Política

DISPUTA ENTRE PODERES

Depois da PEC55, Renan Calheiros volta a atacar o Judiciário e o Ministério Público

quarta-feira 14 de dezembro de 2016| Edição do dia

Atacando novamente integrantes do Judiciário e do Ministério Público, Renan Calheiros, dirigiu na noite desta terça-feira a votação de um pacote de projetos que deverá manter o clima de tensão entre os podres. O objetivo das propostas aprovadas é acabar com o pagamento dos chamados super salários, que ultrapassam o teto do funcionalismo público, atualmente fixado em R$ 33.700.

O pacote estabelece quais benefícios deverão ser considerados nos cálculos do teto constitucional, enquadra como ato de improbidade a autorização de pagamentos de verbas acima do teto; e determina a todos os poderes a divulgação dos salários dos agentes públicos, incluindo aposentados e pensionistas.

De acordo com Renan "No momento em que o Senado regulamenta o crescimento do gasto público, outra medida não poderia tomar a não ser a regulamentação do extrateto constitucional. Hoje foi um dia de grandes vitórias".

As propostas vão para discussão da Câmara. Elas foram duramente criticadas por entidades do Judiciário durante as discussões preliminares ocorridas na Comissão Especial do Senado.

O dirigente da Ajufe estava presente no plenário na noite desta terça-feira durante a leitura do relatório. A sua presença foi alvo de protesto por parte de Renan Calheiros "Eu precisava apenas recomendar ao presidente da Ajufe que ele seja discreto na pressão aos senadores. Nós estamos votando uma matéria muito importante. Estou vendo que ele está bastante incomodado lá no final do plenário, mas seja discreto na pressão aos senadores".
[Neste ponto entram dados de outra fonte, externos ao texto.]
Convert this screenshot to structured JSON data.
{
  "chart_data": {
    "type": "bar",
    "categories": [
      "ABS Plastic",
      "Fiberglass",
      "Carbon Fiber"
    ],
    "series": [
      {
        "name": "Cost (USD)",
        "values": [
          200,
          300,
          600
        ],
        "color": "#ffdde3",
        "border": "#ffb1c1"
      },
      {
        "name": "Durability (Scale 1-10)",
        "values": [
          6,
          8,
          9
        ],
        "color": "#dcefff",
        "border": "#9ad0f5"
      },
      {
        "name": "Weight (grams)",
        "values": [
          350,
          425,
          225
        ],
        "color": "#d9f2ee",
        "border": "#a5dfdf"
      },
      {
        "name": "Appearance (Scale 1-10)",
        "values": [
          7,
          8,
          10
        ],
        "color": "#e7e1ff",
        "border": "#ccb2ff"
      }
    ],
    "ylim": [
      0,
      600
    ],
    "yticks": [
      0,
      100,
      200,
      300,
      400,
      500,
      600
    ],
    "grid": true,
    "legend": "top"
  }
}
O vice-líder do governo, senador Fernando Bezerra, defendeu a votação da proposta e ressaltou de que não se tratava de uma retaliação ao Judiciário e ao Ministério Público. "O que estamos fazendo aqui não se trata de ato menor, de vingança, de coisas menores que os poderes da República não devem discutir, estamos tratando de justiça".
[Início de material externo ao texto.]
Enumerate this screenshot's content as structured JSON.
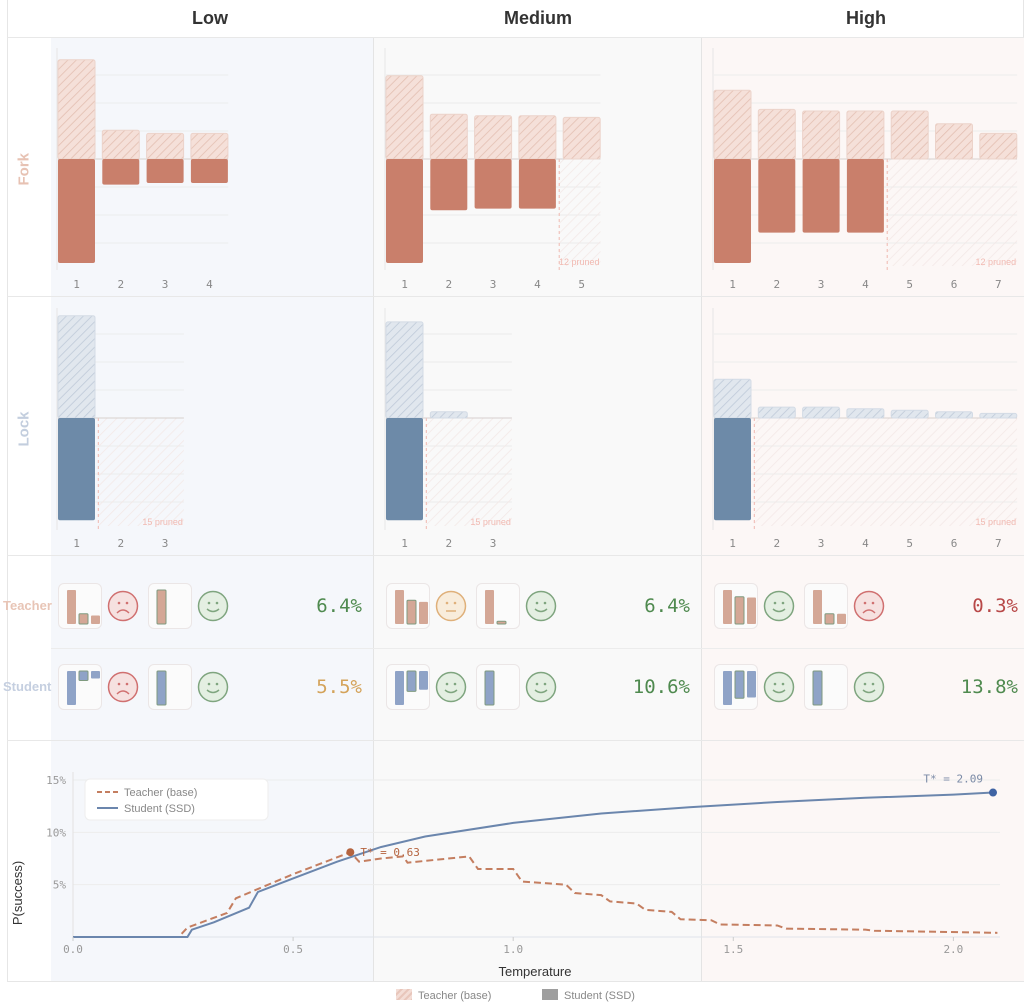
{
  "columns": [
    "Low",
    "Medium",
    "High"
  ],
  "rows": [
    "Fork",
    "Lock"
  ],
  "colors": {
    "teacher": "#c97f6b",
    "student": "#6d8aa8",
    "teacher_light": "#f3ddd6",
    "student_light": "#dde3ea",
    "good": "#4f8a4f",
    "warn": "#d4a35a",
    "bad": "#b84848"
  },
  "fork": {
    "Low": {
      "teacher": [
        0.62,
        0.18,
        0.16,
        0.16
      ],
      "student": [
        0.65,
        0.16,
        0.15,
        0.15
      ],
      "pruned": null,
      "ticks": [
        "1",
        "2",
        "3",
        "4"
      ]
    },
    "Medium": {
      "teacher": [
        0.52,
        0.28,
        0.27,
        0.27,
        0.26
      ],
      "student": [
        0.65,
        0.32,
        0.31,
        0.31,
        0
      ],
      "pruned": "12 pruned",
      "ticks": [
        "1",
        "2",
        "3",
        "4",
        "5"
      ]
    },
    "High": {
      "teacher": [
        0.43,
        0.31,
        0.3,
        0.3,
        0.3,
        0.22,
        0.16
      ],
      "student": [
        0.65,
        0.46,
        0.46,
        0.46,
        0,
        0,
        0
      ],
      "pruned": "12 pruned",
      "ticks": [
        "1",
        "2",
        "3",
        "4",
        "5",
        "6",
        "7"
      ]
    }
  },
  "lock": {
    "Low": {
      "teacher": [
        0.66,
        0,
        0
      ],
      "student": [
        0.66,
        0,
        0
      ],
      "pruned": "15 pruned",
      "ticks": [
        "1",
        "2",
        "3"
      ]
    },
    "Medium": {
      "teacher": [
        0.62,
        0.04,
        0
      ],
      "student": [
        0.66,
        0,
        0
      ],
      "pruned": "15 pruned",
      "ticks": [
        "1",
        "2",
        "3"
      ]
    },
    "High": {
      "teacher": [
        0.25,
        0.07,
        0.07,
        0.06,
        0.05,
        0.04,
        0.03
      ],
      "student": [
        0.66,
        0,
        0,
        0,
        0,
        0,
        0
      ],
      "pruned": "15 pruned",
      "ticks": [
        "1",
        "2",
        "3",
        "4",
        "5",
        "6",
        "7"
      ]
    }
  },
  "summary": {
    "row_labels": [
      "Teacher",
      "Student"
    ],
    "Low": {
      "teacher": {
        "faces": [
          "sad",
          "happy"
        ],
        "value": "6.4%",
        "tone": "good"
      },
      "student": {
        "faces": [
          "sad",
          "happy"
        ],
        "value": "5.5%",
        "tone": "warn"
      }
    },
    "Medium": {
      "teacher": {
        "faces": [
          "neutral",
          "happy"
        ],
        "value": "6.4%",
        "tone": "good"
      },
      "student": {
        "faces": [
          "happy",
          "happy"
        ],
        "value": "10.6%",
        "tone": "good"
      }
    },
    "High": {
      "teacher": {
        "faces": [
          "happy",
          "sad"
        ],
        "value": "0.3%",
        "tone": "bad"
      },
      "student": {
        "faces": [
          "happy",
          "happy"
        ],
        "value": "13.8%",
        "tone": "good"
      }
    }
  },
  "chart_data": {
    "type": "line",
    "xlabel": "Temperature",
    "ylabel": "P(success)",
    "xlim": [
      0,
      2.12
    ],
    "ylim": [
      0,
      15
    ],
    "xticks": [
      "0.0",
      "0.5",
      "1.0",
      "1.5",
      "2.0"
    ],
    "yticks": [
      "5%",
      "10%",
      "15%"
    ],
    "series": [
      {
        "name": "Teacher (base)",
        "style": "dashed",
        "x": [
          0,
          0.24,
          0.26,
          0.35,
          0.37,
          0.5,
          0.63,
          0.65,
          0.7,
          0.75,
          0.76,
          0.9,
          0.92,
          1.0,
          1.02,
          1.12,
          1.14,
          1.2,
          1.22,
          1.28,
          1.3,
          1.36,
          1.38,
          1.45,
          1.47,
          1.6,
          1.62,
          1.8,
          1.82,
          2.1
        ],
        "y": [
          0,
          0,
          0.9,
          2.3,
          3.7,
          6,
          8.1,
          7.2,
          7.5,
          7.7,
          7.1,
          7.7,
          6.5,
          6.5,
          5.3,
          5.0,
          4.2,
          4.0,
          3.4,
          3.2,
          2.6,
          2.4,
          1.7,
          1.6,
          1.2,
          1.1,
          0.8,
          0.7,
          0.6,
          0.4
        ]
      },
      {
        "name": "Student (SSD)",
        "style": "solid",
        "x": [
          0,
          0.26,
          0.27,
          0.32,
          0.4,
          0.42,
          0.5,
          0.6,
          0.7,
          0.8,
          1.0,
          1.2,
          1.4,
          1.6,
          1.8,
          2.0,
          2.09
        ],
        "y": [
          0,
          0,
          0.7,
          1.4,
          2.8,
          4.3,
          5.6,
          7.2,
          8.6,
          9.6,
          10.9,
          11.8,
          12.4,
          12.9,
          13.3,
          13.6,
          13.8
        ]
      }
    ],
    "annotations": [
      {
        "label": "T* = 0.63",
        "x": 0.63,
        "y": 8.1,
        "series": "Teacher (base)"
      },
      {
        "label": "T* = 2.09",
        "x": 2.09,
        "y": 13.8,
        "series": "Student (SSD)"
      }
    ],
    "legend": "top-left"
  },
  "bottom_legend": [
    "Teacher (base)",
    "Student (SSD)"
  ]
}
De acordo com o pacote, os seguintes benefícios passam a fazer parte dos cálculos para o teto do salário do funcionalismo: verbas de representação, gratificações, abonos, prêmios, pensões especiais ou militares, horas extras, adicional de plantão e noturno, e remuneração ou gratificações decorrente do exercício de mandato, entre outros. Durante a discussão entre os senadores também teve o acordo de se abater, caso se extrapole o pagamento dos R$ 33.700, os valores pagos pela participação dos servidores em Conselho de Administração de empresa pública.
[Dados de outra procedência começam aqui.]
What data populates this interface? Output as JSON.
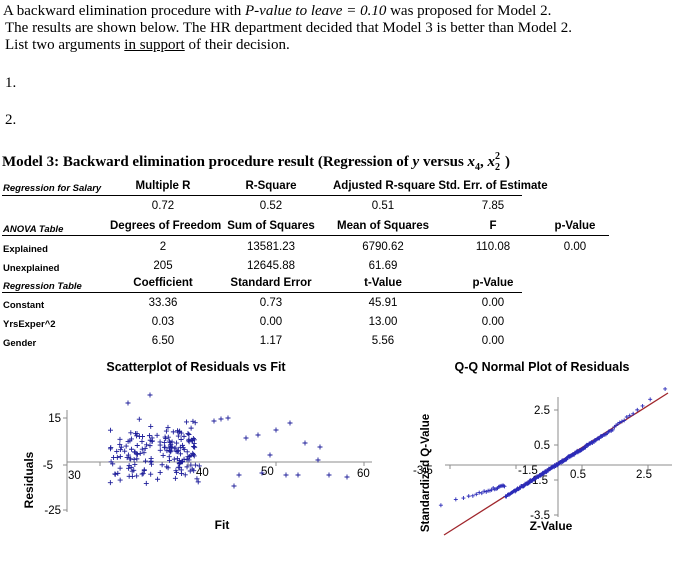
{
  "intro": {
    "line1_a": "A backward elimination procedure with ",
    "line1_b": "P-value to leave = 0.10",
    "line1_c": " was proposed for Model 2.",
    "line2": "The results are shown below. The HR department decided that Model 3 is better than Model 2.",
    "line3_a": "List two arguments ",
    "line3_b": "in support",
    "line3_c": " of their decision.",
    "item1": "1.",
    "item2": "2."
  },
  "model_title": {
    "prefix": "Model 3: Backward elimination procedure result (Regression of ",
    "y": "y",
    "versus": " versus ",
    "vars": "x",
    "sub4": "4",
    "comma": ", ",
    "x2": "x",
    "sup2": "2",
    "sub2": "2",
    "suffix": ")"
  },
  "regression_row": {
    "label": "Regression for Salary",
    "headers": [
      "Multiple R",
      "R-Square",
      "Adjusted R-square",
      "Std. Err. of Estimate"
    ],
    "values": [
      "0.72",
      "0.52",
      "0.51",
      "7.85"
    ]
  },
  "anova": {
    "label": "ANOVA Table",
    "headers": [
      "Degrees of Freedom",
      "Sum of Squares",
      "Mean of Squares",
      "F",
      "p-Value"
    ],
    "rows": [
      {
        "label": "Explained",
        "values": [
          "2",
          "13581.23",
          "6790.62",
          "110.08",
          "0.00"
        ]
      },
      {
        "label": "Unexplained",
        "values": [
          "205",
          "12645.88",
          "61.69",
          "",
          ""
        ]
      }
    ]
  },
  "coef_table": {
    "label": "Regression Table",
    "headers": [
      "Coefficient",
      "Standard Error",
      "t-Value",
      "p-Value"
    ],
    "rows": [
      {
        "label": "Constant",
        "values": [
          "33.36",
          "0.73",
          "45.91",
          "0.00"
        ]
      },
      {
        "label": "YrsExper^2",
        "values": [
          "0.03",
          "0.00",
          "13.00",
          "0.00"
        ]
      },
      {
        "label": "Gender",
        "values": [
          "6.50",
          "1.17",
          "5.56",
          "0.00"
        ]
      }
    ]
  },
  "scatter": {
    "title": "Scatterplot of Residuals vs Fit",
    "ylabel": "Residuals",
    "xlabel": "Fit",
    "y_ticks": [
      "15",
      "-5",
      "-25"
    ],
    "x_ticks": [
      "30",
      "40",
      "50",
      "60"
    ],
    "marker_color": "#1f1f9a"
  },
  "qq": {
    "title": "Q-Q Normal Plot of Residuals",
    "ylabel": "Standardized Q-Value",
    "xlabel": "Z-Value",
    "y_ticks": [
      "2.5",
      "0.5",
      "-1.5",
      "-3.5"
    ],
    "x_ticks": [
      "-3.5",
      "-1.5",
      "0.5",
      "2.5"
    ],
    "marker_color": "#2b2bb8",
    "line_color": "#a0262c"
  }
}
Conforme escrevemos neste artigo, depois que o Judiciário deu uma trégua a Renan Calheiros para que o Senador pudesse conduzir a votação da PEC55, as novas ações do presidente do Senado mostram que a crise política está longe de terminar. A intenção do presidente do Senado é de se proteger do avanço da Lava Jato que cada dia que passa depois que foi vazada a delação premiada do ex-presidente de relações institucionais da Odebrecht, aponta para ser uma versão brasileira da Mãos Limpas Italiana, apostando numa tática de desgastar o Judiciário e o Ministério Público.